De uitgaven aan internationale samenwerking bestaan op hoofdlijnen uit bijdragen aan de EU en ontwikkelingssamenwerking. Vanaf de jaren tachtig gaat het in totaal om ongeveer 2% bbp (figuur 5.8-rechts). De bijdragen aan de EU betreffen invoerrechten, EU-heffingen op voedingsmiddelen, afdrachten op basis van de btw-grondslag en afdrachten op basis van het Nationaal Inkomen. Een complicatie bij de interpretatie van de cijfers tussen 1950 en 1969 is dat enkele van de EU ontvangen subsidies verrekend zijn met de bijdrage aan de EU. Daarom is de omvang van de bijdrage aan de EU in deze periode moeilijk vergelijkbaar met die vanaf 1970.

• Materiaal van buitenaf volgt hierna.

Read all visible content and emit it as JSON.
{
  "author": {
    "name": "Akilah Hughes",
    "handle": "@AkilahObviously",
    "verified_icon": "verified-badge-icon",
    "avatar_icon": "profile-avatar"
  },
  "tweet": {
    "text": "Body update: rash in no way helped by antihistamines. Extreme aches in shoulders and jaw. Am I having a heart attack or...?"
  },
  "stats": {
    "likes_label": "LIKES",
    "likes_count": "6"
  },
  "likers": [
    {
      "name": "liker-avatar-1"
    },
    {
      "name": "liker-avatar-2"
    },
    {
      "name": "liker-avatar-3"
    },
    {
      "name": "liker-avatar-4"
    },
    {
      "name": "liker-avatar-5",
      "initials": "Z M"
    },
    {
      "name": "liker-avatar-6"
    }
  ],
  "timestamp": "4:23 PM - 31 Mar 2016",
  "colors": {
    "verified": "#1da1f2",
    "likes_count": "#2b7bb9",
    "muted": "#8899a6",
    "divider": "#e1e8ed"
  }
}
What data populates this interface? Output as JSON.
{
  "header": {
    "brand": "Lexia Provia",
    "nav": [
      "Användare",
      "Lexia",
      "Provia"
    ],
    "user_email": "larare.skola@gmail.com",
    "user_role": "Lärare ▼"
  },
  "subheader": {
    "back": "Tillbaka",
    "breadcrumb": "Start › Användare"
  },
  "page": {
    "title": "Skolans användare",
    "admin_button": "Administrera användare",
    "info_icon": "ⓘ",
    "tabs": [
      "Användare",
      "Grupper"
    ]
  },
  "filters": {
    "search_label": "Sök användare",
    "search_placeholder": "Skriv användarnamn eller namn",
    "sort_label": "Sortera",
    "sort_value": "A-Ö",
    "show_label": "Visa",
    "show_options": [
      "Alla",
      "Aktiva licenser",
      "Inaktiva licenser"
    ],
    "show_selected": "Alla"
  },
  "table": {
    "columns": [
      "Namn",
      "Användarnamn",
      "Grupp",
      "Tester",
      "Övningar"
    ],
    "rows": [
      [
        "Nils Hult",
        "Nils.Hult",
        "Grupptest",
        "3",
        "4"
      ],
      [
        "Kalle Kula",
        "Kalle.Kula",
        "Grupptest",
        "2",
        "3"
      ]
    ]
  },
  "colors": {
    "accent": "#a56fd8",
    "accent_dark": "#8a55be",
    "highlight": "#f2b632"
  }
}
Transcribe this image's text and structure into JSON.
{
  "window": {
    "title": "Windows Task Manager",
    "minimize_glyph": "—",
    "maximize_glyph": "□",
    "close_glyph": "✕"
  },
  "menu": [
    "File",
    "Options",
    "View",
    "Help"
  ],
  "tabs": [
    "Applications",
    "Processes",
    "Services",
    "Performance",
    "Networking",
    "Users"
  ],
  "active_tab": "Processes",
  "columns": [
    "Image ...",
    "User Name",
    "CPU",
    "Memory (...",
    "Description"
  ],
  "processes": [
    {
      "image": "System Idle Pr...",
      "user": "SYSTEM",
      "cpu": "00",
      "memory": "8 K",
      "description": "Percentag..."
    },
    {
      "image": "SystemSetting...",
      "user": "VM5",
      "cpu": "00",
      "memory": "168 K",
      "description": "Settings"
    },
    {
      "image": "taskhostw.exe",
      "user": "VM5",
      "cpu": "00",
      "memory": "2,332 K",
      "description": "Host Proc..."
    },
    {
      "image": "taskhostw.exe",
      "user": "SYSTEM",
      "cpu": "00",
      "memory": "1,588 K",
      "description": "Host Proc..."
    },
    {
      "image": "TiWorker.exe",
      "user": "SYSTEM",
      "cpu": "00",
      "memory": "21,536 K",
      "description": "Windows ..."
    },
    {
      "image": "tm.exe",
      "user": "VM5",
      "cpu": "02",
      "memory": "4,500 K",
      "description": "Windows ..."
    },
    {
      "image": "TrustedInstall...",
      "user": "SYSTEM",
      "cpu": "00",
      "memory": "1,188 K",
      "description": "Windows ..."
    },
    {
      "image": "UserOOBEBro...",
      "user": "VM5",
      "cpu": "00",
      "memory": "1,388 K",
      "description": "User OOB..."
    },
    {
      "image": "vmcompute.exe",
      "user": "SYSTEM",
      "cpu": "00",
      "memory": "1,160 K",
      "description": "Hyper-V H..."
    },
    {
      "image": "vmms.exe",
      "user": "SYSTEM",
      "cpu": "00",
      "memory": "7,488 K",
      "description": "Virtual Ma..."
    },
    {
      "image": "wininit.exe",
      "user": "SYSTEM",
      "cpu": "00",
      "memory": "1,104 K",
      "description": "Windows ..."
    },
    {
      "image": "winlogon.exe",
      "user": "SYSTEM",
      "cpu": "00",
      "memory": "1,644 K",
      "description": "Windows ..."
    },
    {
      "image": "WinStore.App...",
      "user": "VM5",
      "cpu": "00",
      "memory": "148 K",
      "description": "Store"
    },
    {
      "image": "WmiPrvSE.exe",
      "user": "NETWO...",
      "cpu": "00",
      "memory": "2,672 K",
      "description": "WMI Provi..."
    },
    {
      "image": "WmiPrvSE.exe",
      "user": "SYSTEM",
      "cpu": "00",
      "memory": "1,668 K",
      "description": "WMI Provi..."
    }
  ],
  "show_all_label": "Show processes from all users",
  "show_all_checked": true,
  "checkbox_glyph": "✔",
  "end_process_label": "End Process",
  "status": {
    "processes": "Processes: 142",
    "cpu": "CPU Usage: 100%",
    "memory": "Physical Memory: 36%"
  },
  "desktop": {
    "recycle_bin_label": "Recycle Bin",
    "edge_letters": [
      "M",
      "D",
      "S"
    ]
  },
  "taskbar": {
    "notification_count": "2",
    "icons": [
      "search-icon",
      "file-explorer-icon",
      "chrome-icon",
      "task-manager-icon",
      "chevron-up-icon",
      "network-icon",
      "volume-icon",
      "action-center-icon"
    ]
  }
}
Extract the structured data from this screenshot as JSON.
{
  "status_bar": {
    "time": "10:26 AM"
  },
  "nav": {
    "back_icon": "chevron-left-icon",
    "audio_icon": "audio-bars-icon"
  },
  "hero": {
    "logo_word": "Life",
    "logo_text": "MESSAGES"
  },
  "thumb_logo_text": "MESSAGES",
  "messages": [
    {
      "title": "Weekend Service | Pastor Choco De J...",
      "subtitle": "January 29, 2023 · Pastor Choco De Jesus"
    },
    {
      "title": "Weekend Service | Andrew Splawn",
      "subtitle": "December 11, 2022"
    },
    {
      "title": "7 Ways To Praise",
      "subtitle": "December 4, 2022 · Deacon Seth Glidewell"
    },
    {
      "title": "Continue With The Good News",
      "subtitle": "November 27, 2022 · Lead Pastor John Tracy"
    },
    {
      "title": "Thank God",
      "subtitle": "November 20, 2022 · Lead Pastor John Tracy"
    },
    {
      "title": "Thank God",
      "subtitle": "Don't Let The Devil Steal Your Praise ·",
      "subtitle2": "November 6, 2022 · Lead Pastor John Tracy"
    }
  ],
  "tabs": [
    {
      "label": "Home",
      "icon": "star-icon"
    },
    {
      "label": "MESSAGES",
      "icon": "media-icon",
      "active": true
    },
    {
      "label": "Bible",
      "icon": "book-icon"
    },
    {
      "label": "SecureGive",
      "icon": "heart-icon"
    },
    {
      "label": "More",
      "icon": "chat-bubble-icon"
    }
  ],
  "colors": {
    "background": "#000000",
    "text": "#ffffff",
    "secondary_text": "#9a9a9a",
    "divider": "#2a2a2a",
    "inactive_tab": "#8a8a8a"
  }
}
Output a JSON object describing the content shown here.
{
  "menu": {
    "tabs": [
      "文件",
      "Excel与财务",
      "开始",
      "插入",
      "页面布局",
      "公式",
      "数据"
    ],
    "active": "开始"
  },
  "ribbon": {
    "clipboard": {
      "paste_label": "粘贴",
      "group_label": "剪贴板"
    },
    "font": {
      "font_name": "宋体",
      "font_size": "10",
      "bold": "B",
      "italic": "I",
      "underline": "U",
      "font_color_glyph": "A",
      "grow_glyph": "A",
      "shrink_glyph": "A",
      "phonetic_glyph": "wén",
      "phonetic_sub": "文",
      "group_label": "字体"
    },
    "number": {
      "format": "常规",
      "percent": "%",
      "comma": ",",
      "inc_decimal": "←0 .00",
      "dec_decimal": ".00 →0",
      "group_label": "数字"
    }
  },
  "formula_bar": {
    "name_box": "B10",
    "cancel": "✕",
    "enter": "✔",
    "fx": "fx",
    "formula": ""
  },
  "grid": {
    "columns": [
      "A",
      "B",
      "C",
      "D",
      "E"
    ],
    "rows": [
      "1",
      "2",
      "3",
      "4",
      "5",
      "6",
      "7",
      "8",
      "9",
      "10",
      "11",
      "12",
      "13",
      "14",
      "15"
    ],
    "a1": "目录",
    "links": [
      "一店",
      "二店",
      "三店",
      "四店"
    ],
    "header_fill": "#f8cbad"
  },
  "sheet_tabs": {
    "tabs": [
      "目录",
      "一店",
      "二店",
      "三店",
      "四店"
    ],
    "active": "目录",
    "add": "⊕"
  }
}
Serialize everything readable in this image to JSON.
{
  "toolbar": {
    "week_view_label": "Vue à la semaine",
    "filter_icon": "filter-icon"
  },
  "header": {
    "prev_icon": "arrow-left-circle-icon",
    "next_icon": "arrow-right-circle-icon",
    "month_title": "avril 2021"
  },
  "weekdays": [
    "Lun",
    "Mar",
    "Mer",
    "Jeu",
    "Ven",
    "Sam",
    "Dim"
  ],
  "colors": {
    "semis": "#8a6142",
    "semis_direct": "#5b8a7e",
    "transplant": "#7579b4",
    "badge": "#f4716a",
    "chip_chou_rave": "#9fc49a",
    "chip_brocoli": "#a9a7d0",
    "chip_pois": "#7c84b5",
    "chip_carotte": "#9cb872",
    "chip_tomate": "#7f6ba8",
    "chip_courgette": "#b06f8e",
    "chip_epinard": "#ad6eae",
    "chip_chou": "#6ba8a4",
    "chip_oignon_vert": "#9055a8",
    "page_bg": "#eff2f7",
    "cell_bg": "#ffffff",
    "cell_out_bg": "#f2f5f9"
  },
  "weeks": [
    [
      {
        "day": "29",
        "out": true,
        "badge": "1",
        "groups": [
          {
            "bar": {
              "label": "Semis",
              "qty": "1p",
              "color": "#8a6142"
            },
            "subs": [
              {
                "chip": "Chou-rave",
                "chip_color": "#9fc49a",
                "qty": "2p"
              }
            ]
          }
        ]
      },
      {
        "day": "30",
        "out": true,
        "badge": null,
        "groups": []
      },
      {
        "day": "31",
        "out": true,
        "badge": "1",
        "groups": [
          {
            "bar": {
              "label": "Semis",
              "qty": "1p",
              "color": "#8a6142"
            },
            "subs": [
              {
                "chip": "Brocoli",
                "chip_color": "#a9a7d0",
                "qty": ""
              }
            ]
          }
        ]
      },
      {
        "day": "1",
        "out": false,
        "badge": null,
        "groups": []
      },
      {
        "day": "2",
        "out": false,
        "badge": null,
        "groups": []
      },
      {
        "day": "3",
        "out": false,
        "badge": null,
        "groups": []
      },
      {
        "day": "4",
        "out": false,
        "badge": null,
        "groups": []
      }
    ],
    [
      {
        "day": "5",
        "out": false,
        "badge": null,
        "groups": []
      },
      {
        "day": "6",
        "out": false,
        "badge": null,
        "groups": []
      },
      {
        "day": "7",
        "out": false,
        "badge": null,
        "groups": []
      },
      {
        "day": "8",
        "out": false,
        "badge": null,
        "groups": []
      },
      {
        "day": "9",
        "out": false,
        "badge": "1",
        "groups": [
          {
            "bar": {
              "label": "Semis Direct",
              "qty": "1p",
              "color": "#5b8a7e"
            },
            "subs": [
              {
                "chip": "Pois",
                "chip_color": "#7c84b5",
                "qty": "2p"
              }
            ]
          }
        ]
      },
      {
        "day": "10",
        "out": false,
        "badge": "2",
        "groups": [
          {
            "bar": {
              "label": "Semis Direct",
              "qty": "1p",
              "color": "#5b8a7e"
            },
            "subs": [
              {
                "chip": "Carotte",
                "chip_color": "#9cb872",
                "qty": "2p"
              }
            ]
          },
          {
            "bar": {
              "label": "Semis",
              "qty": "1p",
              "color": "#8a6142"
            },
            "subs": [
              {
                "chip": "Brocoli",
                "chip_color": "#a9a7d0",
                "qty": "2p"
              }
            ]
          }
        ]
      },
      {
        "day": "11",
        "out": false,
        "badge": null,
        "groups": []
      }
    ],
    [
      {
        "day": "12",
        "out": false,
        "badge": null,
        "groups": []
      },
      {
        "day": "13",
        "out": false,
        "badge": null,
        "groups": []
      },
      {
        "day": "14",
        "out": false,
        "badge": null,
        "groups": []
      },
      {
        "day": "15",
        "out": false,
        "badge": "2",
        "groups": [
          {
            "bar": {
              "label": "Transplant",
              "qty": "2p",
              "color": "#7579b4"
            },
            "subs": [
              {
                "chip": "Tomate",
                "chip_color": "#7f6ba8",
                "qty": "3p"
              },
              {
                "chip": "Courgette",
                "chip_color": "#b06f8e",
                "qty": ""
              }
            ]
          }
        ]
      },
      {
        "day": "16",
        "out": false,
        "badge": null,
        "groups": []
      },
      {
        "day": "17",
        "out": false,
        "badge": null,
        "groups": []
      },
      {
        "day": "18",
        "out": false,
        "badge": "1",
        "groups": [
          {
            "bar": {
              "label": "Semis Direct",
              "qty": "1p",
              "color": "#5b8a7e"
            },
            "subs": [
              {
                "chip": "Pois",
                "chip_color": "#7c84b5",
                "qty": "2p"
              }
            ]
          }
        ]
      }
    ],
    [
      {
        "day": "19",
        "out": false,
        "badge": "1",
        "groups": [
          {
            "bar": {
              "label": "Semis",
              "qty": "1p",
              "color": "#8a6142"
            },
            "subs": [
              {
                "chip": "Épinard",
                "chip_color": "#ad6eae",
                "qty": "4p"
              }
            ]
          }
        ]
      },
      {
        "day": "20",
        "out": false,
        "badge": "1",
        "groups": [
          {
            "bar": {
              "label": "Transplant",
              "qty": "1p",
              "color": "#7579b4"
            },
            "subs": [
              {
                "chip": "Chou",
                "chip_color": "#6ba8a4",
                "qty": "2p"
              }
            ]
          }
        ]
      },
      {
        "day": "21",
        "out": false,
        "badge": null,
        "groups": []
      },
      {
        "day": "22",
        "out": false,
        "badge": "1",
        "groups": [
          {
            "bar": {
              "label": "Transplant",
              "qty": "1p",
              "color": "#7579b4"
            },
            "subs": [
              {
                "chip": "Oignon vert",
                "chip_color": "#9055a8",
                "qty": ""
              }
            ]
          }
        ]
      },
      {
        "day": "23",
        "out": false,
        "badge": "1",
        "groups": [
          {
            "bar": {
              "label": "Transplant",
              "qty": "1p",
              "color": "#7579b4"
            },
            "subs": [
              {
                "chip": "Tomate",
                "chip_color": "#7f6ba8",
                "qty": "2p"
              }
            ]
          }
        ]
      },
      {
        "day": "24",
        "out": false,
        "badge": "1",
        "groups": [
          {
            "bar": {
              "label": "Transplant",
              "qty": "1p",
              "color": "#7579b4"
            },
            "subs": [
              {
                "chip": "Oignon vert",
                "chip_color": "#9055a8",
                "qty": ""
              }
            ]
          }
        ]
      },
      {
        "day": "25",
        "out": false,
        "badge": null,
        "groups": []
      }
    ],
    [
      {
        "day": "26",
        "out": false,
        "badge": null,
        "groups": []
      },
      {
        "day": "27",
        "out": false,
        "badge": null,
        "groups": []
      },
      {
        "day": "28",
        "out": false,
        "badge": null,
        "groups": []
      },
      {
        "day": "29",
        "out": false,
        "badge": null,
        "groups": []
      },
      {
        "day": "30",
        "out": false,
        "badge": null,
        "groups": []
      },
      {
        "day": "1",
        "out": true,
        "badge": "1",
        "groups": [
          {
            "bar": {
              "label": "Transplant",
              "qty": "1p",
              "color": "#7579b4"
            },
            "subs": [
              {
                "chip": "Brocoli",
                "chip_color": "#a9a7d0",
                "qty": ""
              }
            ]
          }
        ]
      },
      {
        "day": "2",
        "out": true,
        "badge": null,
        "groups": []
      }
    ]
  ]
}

In 1950 zijn de overige uitgaven voor internationale samenwerking met 0,1% bbp nog zeer beperkt. In de jaren zeventig liep dit door een snelle stijging van de uitgaven aan ontwikkelingssamenwerking op tot rond de 1% bbp. Daarna bleef het budgettair beslag gedurende dertig jaar als percentage van het bbp vrijwel constant, dat wil zeggen variërend tussen 0,8% bbp en 1,0% bbp. Afgelopen decennium zijn de uitgaven aan ontwikkelingssamenwerking gedaald tot momenteel 0,7% bbp.

Figuur 5.9     Overheidssaldo en overheidsschuld

Overheidssaldo  Overheidsschuld

Overheidssaldo en overheidsschuld, beide in percentage van het bbp, fluctueren sterk over de tijd. Uit het jaarlijkse saldo van collectieve uitgaven en inkomsten kunnen het overheidssaldo en de op- of afloop van de overheidsschuld worden afgeleid. Perioden van begrotingsoverschotten en -tekorten wisselden elkaar af, waarbij tekorten aanmerkelijk grotere uitslagen vertoonden dan de relatief bescheiden overschotten. Bij de ontwikkeling van de overheidsschuld als percentage van het bbp speelt ook het lopende inflatiepercentage een rol. Bij hogere inflatie smelt immers de opgebouwde schuld uit eerder jaren sneller weg, het zogenoemde noemereffect in de schuldquote. Pas sinds de laatste decennia relateren we de begrotingscijfers aan de in 1992 afgesproken criteria van Maastricht (het Stabiliteits- en Groeipact (SGP)), die voorschrijven dat een begrotingstekort niet groter dan 3% mag zijn en voor de overheidsschuld een referentiewaarde van 60% bbp geldt. Nederland voldoet sindsdien meestal aan deze criteria. 

In het verleden ligt de overheidsschuld geruime tijd op een veel hoger niveau dan momenteel. Zo was de overheidsschuld in de eerste helft van de negentiende eeuw, na de Belgische opstand, opgelopen tot bijna 250% bbp. Nederland slaagde erin om gedurende lange tijd begrotingsoverschotten te realiseren en de schuld te verlagen tot minder dan 100% bbp tussen 1870 en 1930. Na de Tweede Wereldoorlog was het schuldniveau weer hoog opgelopen. Maar de schuld liep als percentage van het tijdens de wederopbouw snel gestegen bbp snel terug, om pas tijdens de crisis van eind jaren zeventig/begin jaren tachtig weer op te lopen.

Het overheidssaldo is gedurende een groot deel van de periode sinds 1900 negatief. De hoge tekorten vanaf eind jaren twintig weerspiegelden de grote overheidsstimuleringspakketten tijdens de crisisjaren. Ook tijdens de crisisjaren vanaf eind jaren zeventig was sprake van zeer negatieve begrotingssaldi. Pas tegen het einde van de eeuw was het overheidssaldo weer af en toe positief.